ノルウェー発、シリエ・エスペヴィクによるドリームポップ・ユニットYndlingのデビューアルバム。Yndlingは英語でFavoriteの意味で、ノルウェー発音だとインリン。なんか昔そんな人が…まあそれはいいとして、私は本来この手のベッドルームポップ的なソロアーティストはあまり聴かないのだけど、Spotifyアルゴリズムに「Never as Easy」をオススメされ、ベッドルームを逸脱した北欧らしい爽やかでキャッチーなメロディラインが引っ掛かり、ハマってしまった次第。
いつのまにかモダンなドリームポップのお手本となっているBeach Houseや、どこか元Lushのエマ・アンダーソンがやっていたSing〜Singを彷彿とさせる、メロディもサウンドも甘々な、まさに「ドリーミーなポップソング」が詰まった作品だ。滑らかな液体のようなトロントロンのギターアルペジオ、七色に輝くオーロラのようなシンセ、余韻たっぷりのリバーブ・ディレイの棚引きが、極上にスウィートなヴォーカルをさらに引き立てている。
前半からメランコリックな表題曲「Mood Booster」、前述した名曲「Never as Easy」、一転して明るいシンセポップ「Monopoly」と立て続けにキャッチーな曲を連発し一気に引き込むと、アルバム後半はそれだけにとどまらず、Tame Impalaを思わせるネオサイケなサウンドメイキングの「Easily Confused」や、Mewのような哀愁漂うドリーミーオルタナロック「Make Me Want You」もあったりして、アルバム通じて飽きのこないバリエーションが豊富に用意されている。ベース・ドラムがガッシリ組まれていて、フワフワしたウワモノの音が四散せずに没入感の高いドリーミーワールドが展開されているところも好ポイントだ。

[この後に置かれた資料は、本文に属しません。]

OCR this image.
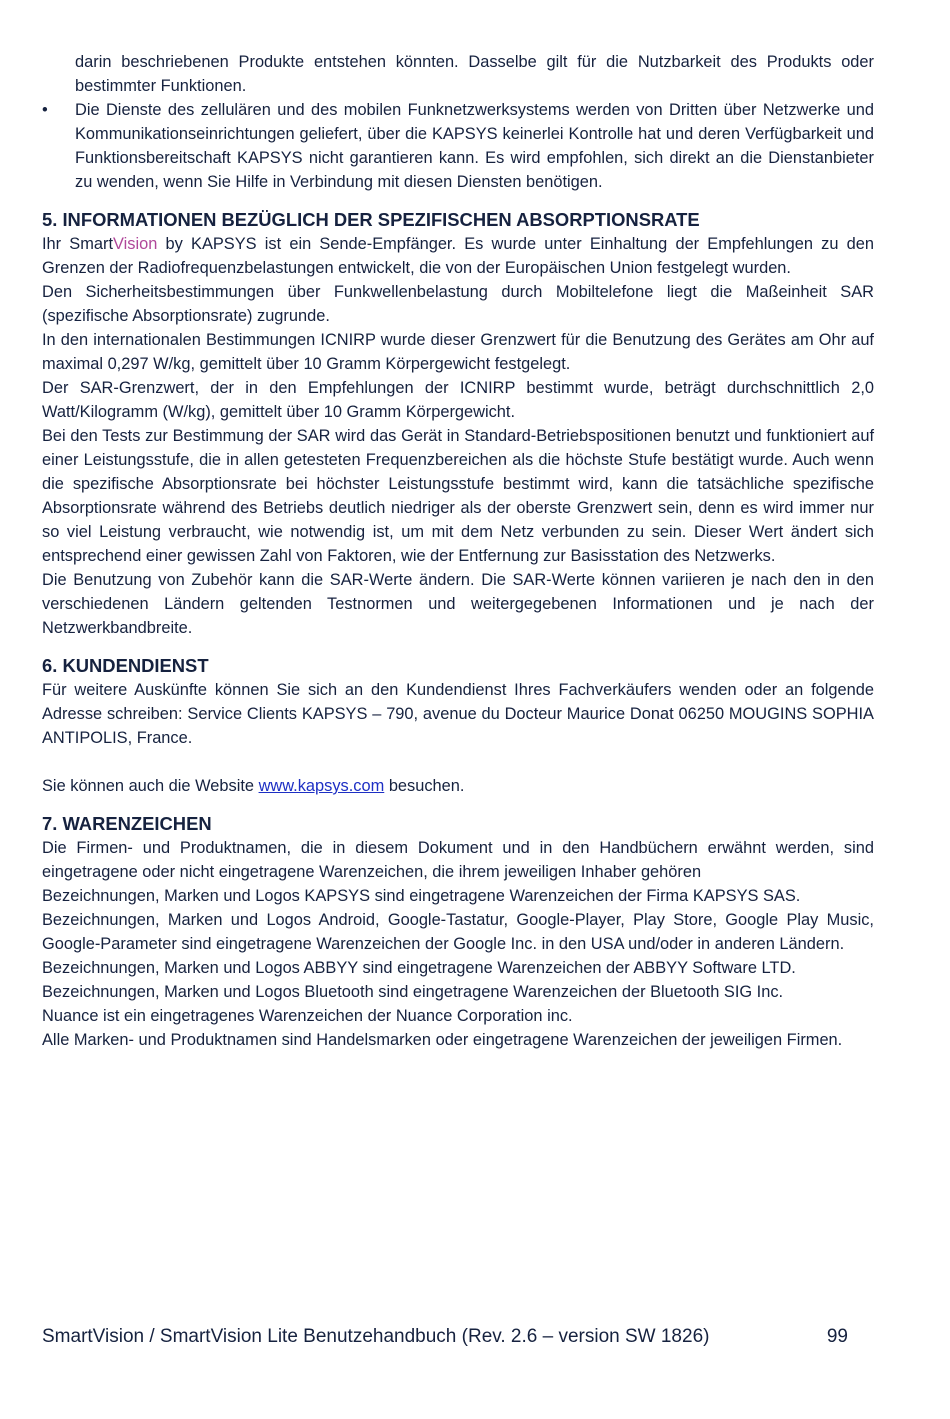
darin beschriebenen Produkte entstehen könnten. Dasselbe gilt für die Nutzbarkeit des Produkts oder bestimmter Funktionen.

•	Die Dienste des zellulären und des mobilen Funknetzwerksystems werden von Dritten über Netzwerke und Kommunikationseinrichtungen geliefert, über die KAPSYS keinerlei Kontrolle hat und deren Verfügbarkeit und Funktionsbereitschaft KAPSYS nicht garantieren kann. Es wird empfohlen, sich direkt an die Dienstanbieter zu wenden, wenn Sie Hilfe in Verbindung mit diesen Diensten benötigen.
5. INFORMATIONEN BEZÜGLICH DER SPEZIFISCHEN ABSORPTIONSRATE

Ihr SmartVision by KAPSYS ist ein Sende-Empfänger. Es wurde unter Einhaltung der Empfehlungen zu den Grenzen der Radiofrequenzbelastungen entwickelt, die von der Europäischen Union festgelegt wurden.

Den Sicherheitsbestimmungen über Funkwellenbelastung durch Mobiltelefone liegt die Maßeinheit SAR (spezifische Absorptionsrate) zugrunde.

In den internationalen Bestimmungen ICNIRP wurde dieser Grenzwert für die Benutzung des Gerätes am Ohr auf maximal 0,297 W/kg, gemittelt über 10 Gramm Körpergewicht festgelegt.

Der SAR-Grenzwert, der in den Empfehlungen der ICNIRP bestimmt wurde, beträgt durchschnittlich 2,0 Watt/Kilogramm (W/kg), gemittelt über 10 Gramm Körpergewicht.

Bei den Tests zur Bestimmung der SAR wird das Gerät in Standard-Betriebspositionen benutzt und funktioniert auf einer Leistungsstufe, die in allen getesteten Frequenzbereichen als die höchste Stufe bestätigt wurde. Auch wenn die spezifische Absorptionsrate bei höchster Leistungsstufe bestimmt wird, kann die tatsächliche spezifische Absorptionsrate während des Betriebs deutlich niedriger als der oberste Grenzwert sein, denn es wird immer nur so viel Leistung verbraucht, wie notwendig ist, um mit dem Netz verbunden zu sein. Dieser Wert ändert sich entsprechend einer gewissen Zahl von Faktoren, wie der Entfernung zur Basisstation des Netzwerks.

Die Benutzung von Zubehör kann die SAR-Werte ändern. Die SAR-Werte können variieren je nach den in den verschiedenen Ländern geltenden Testnormen und weitergegebenen Informationen und je nach der Netzwerkbandbreite.

6. KUNDENDIENST

Für weitere Auskünfte können Sie sich an den Kundendienst Ihres Fachverkäufers wenden oder an folgende Adresse schreiben: Service Clients KAPSYS – 790, avenue du Docteur Maurice Donat 06250 MOUGINS SOPHIA ANTIPOLIS, France.

Sie können auch die Website www.kapsys.com besuchen.

7. WARENZEICHEN

Die Firmen- und Produktnamen, die in diesem Dokument und in den Handbüchern erwähnt werden, sind eingetragene oder nicht eingetragene Warenzeichen, die ihrem jeweiligen Inhaber gehören

Bezeichnungen, Marken und Logos KAPSYS sind eingetragene Warenzeichen der Firma KAPSYS SAS.

Bezeichnungen, Marken und Logos Android, Google-Tastatur, Google-Player, Play Store, Google Play Music, Google-Parameter sind eingetragene Warenzeichen der Google Inc. in den USA und/oder in anderen Ländern.

Bezeichnungen, Marken und Logos ABBYY sind eingetragene Warenzeichen der ABBYY Software LTD.

Bezeichnungen, Marken und Logos Bluetooth sind eingetragene Warenzeichen der Bluetooth SIG Inc.

Nuance ist ein eingetragenes Warenzeichen der Nuance Corporation inc.

Alle Marken- und Produktnamen sind Handelsmarken oder eingetragene Warenzeichen der jeweiligen Firmen.

SmartVision / SmartVision Lite Benutzehandbuch (Rev. 2.6 – version SW 1826)	99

アルバムの最後の曲と最初の曲がコーラスのメロディでリンクしているところなど、よくあるギミックではありながらアルバムの構成もよく練られている。全体的に作り込みがしっかり行き届いた傑作デビューアルバムである。
今年はこうやって、まったくノーチェックだった新人アーティストの作品を不意に知ることが多く、聴いて感想を述べるのに極めて忙しいのだが、音楽好きとしては大変に幸せなことである。感謝。